Traders work on the floor of the New York Stock Exchange.
Stock futures are equal as the S&P 500 tries to set a record this week amid optimism about the continued opening of the economy this summer.
S&P 500 futures added less than 0.1%. Dow Jones Industrial futures gained 1
The S&P 500 reported just 0.2% of its record in the day earlier in May. The benchmark rose 0.6% last week to increase its profits in 2021 by more than 12%. The Dow and Nasdaq also reported a profit last week.
The job report on Friday showed that the unemployment rate fell to 5.8% from 6.1% and that 559,000 jobs were added in May. The report was considered strong enough to keep investors’ confidence in the economy, but light enough to prevent the Federal Reserve from rushing to change its policy for easy money.

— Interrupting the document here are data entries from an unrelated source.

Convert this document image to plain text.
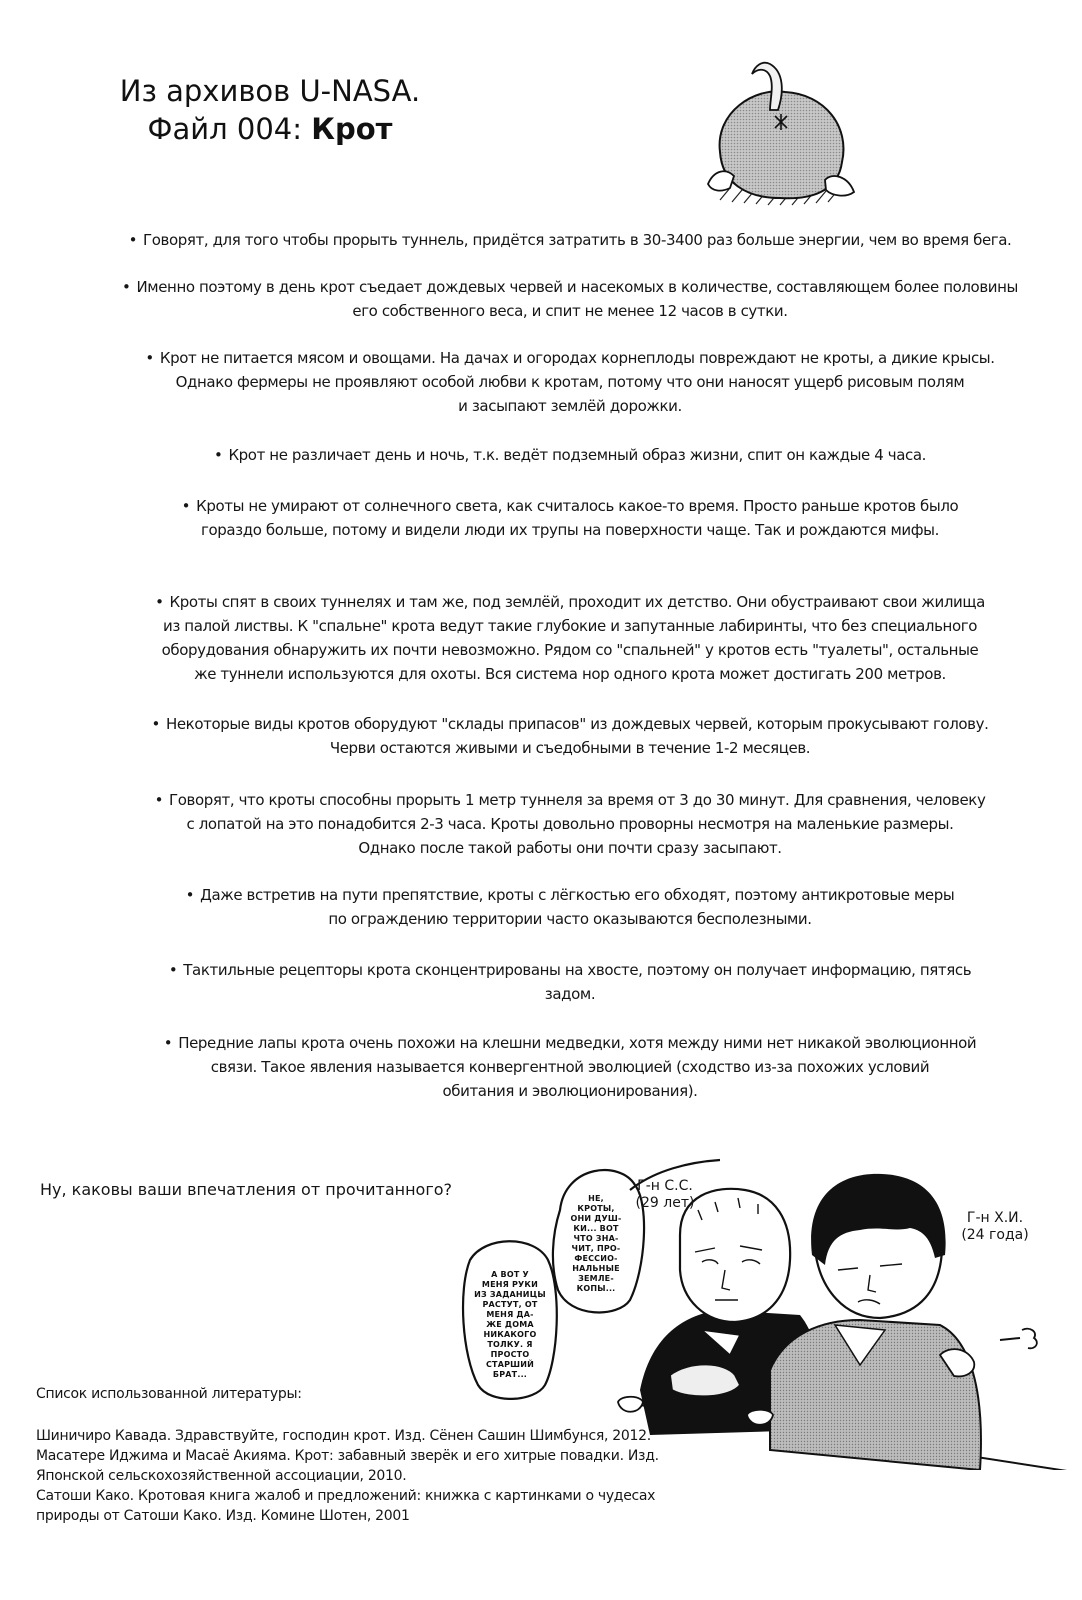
Из архивов U-NASA.
Файл 004: Крот
• Говорят, для того чтобы прорыть туннель, придётся затратить в 30-3400 раз больше энергии, чем во время бега.
• Именно поэтому в день крот съедает дождевых червей и насекомых в количестве, составляющем более половины
его собственного веса, и спит не менее 12 часов в сутки.
• Крот не питается мясом и овощами. На дачах и огородах корнеплоды повреждают не кроты, а дикие крысы.
Однако фермеры не проявляют особой любви к кротам, потому что они наносят ущерб рисовым полям
и засыпают землёй дорожки.
• Крот не различает день и ночь, т.к. ведёт подземный образ жизни, спит он каждые 4 часа.
• Кроты не умирают от солнечного света, как считалось какое-то время. Просто раньше кротов было
гораздо больше, потому и видели люди их трупы на поверхности чаще. Так и рождаются мифы.
• Кроты спят в своих туннелях и там же, под землёй, проходит их детство. Они обустраивают свои жилища
из палой листвы. К "спальне" крота ведут такие глубокие и запутанные лабиринты, что без специального
оборудования обнаружить их почти невозможно. Рядом со "спальней" у кротов есть "туалеты", остальные
же туннели используются для охоты. Вся система нор одного крота может достигать 200 метров.
• Некоторые виды кротов оборудуют "склады припасов" из дождевых червей, которым прокусывают голову.
Черви остаются живыми и съедобными в течение 1-2 месяцев.
• Говорят, что кроты способны прорыть 1 метр туннеля за время от 3 до 30 минут. Для сравнения, человеку
с лопатой на это понадобится 2-3 часа. Кроты довольно проворны несмотря на маленькие размеры.
Однако после такой работы они почти сразу засыпают.
• Даже встретив на пути препятствие, кроты с лёгкостью его обходят, поэтому антикротовые меры
по ограждению территории часто оказываются бесполезными.
• Тактильные рецепторы крота сконцентрированы на хвосте, поэтому он получает информацию, пятясь
задом.
• Передние лапы крота очень похожи на клешни медведки, хотя между ними нет никакой эволюционной
связи. Такое явления называется конвергентной эволюцией (сходство из-за похожих условий
обитания и эволюционирования).
Ну, каковы ваши впечатления от прочитанного?	НЕ,
КРОТЫ,
ОНИ ДУШ-
КИ... ВОТ
ЧТО ЗНА-
ЧИТ, ПРО-
ФЕССИО-
НАЛЬНЫЕ
ЗЕМЛЕ-
КОПЫ...
А ВОТ У
МЕНЯ РУКИ
ИЗ ЗАДАНИЦЫ
РАСТУТ, ОТ
МЕНЯ ДА-
ЖЕ ДОМА
НИКАКОГО
ТОЛКУ. Я
ПРОСТО
СТАРШИЙ
БРАТ...
Г-н С.С.
(29 лет)
Г-н Х.И.
(24 года)
Список использованной литературы:
Шиничиро Кавада. Здравствуйте, господин крот. Изд. Сёнен Сашин Шимбунся, 2012.
Масатере Иджима и Масаё Акияма. Крот: забавный зверёк и его хитрые повадки. Изд.
Японской сельскохозяйственной ассоциации, 2010.
Сатоши Како. Кротовая книга жалоб и предложений: книжка с картинками о чудесах
природы от Сатоши Како. Изд. Комине Шотен, 2001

Investors are focused on inflation data for next week, with the consumer price index (CPI) in May to be published on Thursday. In April, the CPI increased by 4.2% compared to the previous year, which is the fastest increase since 2008. If prices continue to rise, this could force the Federal Reserve to back down from its easy policies.
Over the weekend, the G-7 reached an agreement on global tax reform, calling on the world’s largest corporations to pay at least 15% tax on their profits. This is lower than the Biden administration’s initial proposal for a tax rate of at least 21%, which has not won much enthusiasm in other countries. Major companies, including Facebook and Google, have responded positively to the agreement.
Stocks of memes will be in the spotlight again this week. Most of these speculative stocks, including GameStop, AMC and BlackBerry, ended the week in the red, despite huge gains after a volatile trading week.